Thursday, 8 July 2010

Money markets

Definition of the Money Market
The money market is the market where the buying, selling, lending, and borrowing of short-term funds occur.

It is not a physical market; instead, all participants are linked by a sophisticated network of telephones and computers.

The short-term nature of the money market is its major distinguishing feature. Transactions in the money market are for one year or less. This contrasts with the capital market where transactions are long-term in nature, that is, greater than one year.
 
Main Players : 
Mainly it is  
1. International Money markets where transaction involves currency other than domestic currency.
2. Interbank markets, where transactions are actually carried out between banks.

In case of India, it is Reserve bank of India (RBI), Discount and Finance House of India (DFHI), mutual funds, banks, corporate investor, non-banking finance companies (NBFCs), state governments, provident funds, Primary dealers. Securities Trading Corporation of India (STCI), public sector undertaking (PSUs), non-resident Indians and overseas corporate bodies. 

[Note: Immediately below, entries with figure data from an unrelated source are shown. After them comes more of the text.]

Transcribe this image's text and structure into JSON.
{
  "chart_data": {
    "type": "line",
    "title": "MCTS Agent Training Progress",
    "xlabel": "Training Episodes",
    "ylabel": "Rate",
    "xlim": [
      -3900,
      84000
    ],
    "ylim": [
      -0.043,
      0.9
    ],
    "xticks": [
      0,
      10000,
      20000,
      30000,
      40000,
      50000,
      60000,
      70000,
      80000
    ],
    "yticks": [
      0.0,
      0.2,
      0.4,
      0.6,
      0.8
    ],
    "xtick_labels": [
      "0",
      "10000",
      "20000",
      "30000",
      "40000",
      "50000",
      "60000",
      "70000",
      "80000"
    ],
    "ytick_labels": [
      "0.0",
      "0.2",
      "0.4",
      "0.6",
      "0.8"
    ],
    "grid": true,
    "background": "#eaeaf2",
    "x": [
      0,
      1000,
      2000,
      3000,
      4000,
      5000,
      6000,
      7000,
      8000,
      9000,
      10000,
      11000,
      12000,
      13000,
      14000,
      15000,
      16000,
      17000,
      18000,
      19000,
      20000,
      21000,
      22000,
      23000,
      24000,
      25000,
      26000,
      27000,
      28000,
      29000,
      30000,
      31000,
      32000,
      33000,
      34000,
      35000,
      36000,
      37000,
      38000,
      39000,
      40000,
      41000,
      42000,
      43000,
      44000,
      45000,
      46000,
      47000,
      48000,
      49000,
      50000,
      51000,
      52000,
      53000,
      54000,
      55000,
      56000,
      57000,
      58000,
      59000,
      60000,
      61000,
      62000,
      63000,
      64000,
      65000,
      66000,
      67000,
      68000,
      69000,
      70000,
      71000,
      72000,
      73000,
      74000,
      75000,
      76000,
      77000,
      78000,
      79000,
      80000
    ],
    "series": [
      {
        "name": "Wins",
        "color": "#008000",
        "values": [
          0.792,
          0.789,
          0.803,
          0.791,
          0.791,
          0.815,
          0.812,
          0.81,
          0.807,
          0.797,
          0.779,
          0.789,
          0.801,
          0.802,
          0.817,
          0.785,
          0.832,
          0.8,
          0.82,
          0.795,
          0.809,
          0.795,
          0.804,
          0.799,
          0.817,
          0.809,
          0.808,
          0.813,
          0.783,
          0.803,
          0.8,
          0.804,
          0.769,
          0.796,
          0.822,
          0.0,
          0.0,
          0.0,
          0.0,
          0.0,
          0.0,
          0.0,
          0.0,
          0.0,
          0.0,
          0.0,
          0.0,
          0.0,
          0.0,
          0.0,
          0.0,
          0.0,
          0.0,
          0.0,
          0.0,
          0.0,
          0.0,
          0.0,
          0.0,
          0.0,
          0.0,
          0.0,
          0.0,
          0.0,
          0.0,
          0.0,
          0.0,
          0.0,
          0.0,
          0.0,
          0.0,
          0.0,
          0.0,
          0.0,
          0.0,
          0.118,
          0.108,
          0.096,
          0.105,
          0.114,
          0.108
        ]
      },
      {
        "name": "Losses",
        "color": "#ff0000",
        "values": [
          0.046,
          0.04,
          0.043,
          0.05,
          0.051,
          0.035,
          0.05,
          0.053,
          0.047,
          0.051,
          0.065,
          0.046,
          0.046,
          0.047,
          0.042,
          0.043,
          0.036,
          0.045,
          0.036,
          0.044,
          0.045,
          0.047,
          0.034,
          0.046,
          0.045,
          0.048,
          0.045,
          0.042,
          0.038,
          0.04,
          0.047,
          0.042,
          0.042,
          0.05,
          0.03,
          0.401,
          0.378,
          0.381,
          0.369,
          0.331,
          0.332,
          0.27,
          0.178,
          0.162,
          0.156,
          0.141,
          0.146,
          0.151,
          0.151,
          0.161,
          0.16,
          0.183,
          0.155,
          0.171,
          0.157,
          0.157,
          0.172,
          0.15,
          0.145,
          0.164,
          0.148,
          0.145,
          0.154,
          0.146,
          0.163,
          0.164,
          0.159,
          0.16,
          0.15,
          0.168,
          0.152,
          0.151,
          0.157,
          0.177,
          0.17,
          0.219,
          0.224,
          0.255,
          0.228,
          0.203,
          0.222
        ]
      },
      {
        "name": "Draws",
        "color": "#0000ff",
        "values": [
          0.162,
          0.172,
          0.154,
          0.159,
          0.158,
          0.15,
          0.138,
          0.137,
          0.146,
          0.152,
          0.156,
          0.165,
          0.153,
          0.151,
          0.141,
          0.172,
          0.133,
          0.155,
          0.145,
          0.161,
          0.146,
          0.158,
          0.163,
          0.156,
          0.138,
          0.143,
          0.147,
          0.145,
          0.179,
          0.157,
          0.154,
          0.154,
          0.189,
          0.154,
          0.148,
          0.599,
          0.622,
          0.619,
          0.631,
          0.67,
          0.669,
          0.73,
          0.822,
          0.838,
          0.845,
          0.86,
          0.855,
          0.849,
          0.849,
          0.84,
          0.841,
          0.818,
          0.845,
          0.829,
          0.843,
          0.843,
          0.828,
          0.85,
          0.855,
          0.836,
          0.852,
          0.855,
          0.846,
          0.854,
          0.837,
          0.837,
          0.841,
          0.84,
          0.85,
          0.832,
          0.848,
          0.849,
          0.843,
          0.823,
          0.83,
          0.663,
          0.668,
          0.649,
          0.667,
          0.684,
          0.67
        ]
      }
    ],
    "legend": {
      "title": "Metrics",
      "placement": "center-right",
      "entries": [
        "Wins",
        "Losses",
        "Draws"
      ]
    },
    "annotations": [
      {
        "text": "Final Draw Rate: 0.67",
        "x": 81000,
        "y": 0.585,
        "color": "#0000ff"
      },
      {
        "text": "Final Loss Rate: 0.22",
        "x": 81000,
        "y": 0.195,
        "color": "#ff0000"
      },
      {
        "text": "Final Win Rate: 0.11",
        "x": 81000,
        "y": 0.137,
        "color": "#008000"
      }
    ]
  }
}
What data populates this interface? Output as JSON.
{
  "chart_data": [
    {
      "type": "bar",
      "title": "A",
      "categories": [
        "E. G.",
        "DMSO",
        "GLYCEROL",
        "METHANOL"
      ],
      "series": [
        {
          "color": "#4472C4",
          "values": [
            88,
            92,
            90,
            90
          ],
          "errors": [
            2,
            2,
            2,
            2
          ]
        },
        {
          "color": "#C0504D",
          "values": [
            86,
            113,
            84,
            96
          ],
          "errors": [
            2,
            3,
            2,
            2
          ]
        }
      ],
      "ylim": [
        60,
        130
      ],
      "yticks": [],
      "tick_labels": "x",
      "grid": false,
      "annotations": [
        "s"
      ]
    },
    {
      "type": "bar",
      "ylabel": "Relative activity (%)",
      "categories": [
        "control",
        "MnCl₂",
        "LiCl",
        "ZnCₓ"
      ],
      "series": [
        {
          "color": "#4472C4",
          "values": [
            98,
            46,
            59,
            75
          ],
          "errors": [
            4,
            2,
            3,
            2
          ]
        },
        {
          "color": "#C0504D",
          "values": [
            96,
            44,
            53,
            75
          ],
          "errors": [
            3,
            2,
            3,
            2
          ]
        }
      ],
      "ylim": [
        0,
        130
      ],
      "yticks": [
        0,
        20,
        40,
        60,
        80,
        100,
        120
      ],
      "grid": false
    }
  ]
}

Characteristics of Money markets 
Money markets are 
1. global - It doesnt have central trading floor. Instead they form global OTC market, connected by sophisticated networks and telephone lines, that operate on 24 hour basis.
2. Wholesale - These transactions have corporations, banks, brokers, dealers and central authorities.
3. Short term - It has short maturity and hence its instruments are called cash instruments.

Functions of the Money Market: 

A money market is generally expected to perform three broad functions:

1. Provide a balancing mechanism to even out the demand for and supply of short term funds
2. Provide a focal point for central bank intervention for influencing liquidity and general level of interest rates in the economy.
3. Provide reasonable access to suppliers and users of short term funds to fulfill their borrowings and investment requirements at an efficient market clearing price.

Besides the above functions, a well functioning money market facilitates the development of a market for longer term securities. The interest rates for extremely short term use of money serve as a benchmark for longer term financial instruments.
 
Benefits of an Efficient Money Market:  

An efficient money market benefits a number of players. It provides a stable source of funds to banks in addition to deposits allowing alternative financing structures and competition. It allows banks to manage risks arising from interest rate fluctuations and to manage the maturity structure of their assets and liabilities.

A developed inter-bank market provides the basis for growth and liquidity in the money including the secondary market for commercial paper and treasury bills.

An efficient money market encourages the development of non-bank intermediaries thus increasing the competition for funds. Savers get a wide array of savings instruments to choose from and invest their savings.

A liquid money market provides an effective source of long term finance to borrowers. Large borrowers can lower the cost of raising funds and manage short term funding or surplus efficiently.

A liquid and vibrant money market is necessary for the development of a capital market, foreign exchange market, and market in derivative instruments. The money market supports the long term debt market by increasing the liquidity of securities. The existence of an efficient money market is a precondition for the development of a government securities market and a forward foreign exchange market.

Trading in forwards, swaps, and futures is also supported by a liquid money market as the certainty of prompt cash settlement is essential for such transactions. The government can achieve better pricing on its debt as it provides access to a wide range of buyers. It facilitates the government market borrowing.

Monetary control through indirect methods (repos and open market operations) is more effective if the money market is liquid. In such a market response to the central bank’s policy actions are both faster and less subject to distortion.
 
The Indian Money Market: 
The average turnover of the money market in India is over Rs 40,000 crore daily. This is more than 3 per cent of the total money supply in the Indian economy and 6 percent of the total funds that commercial banks have let out to the system. This implies that 2 per cent of the annual GDP of India gets traded in the money market in just one day. Even though the money market is many times larger than the capital market, it is not even a fraction of the daily trading in developed markets.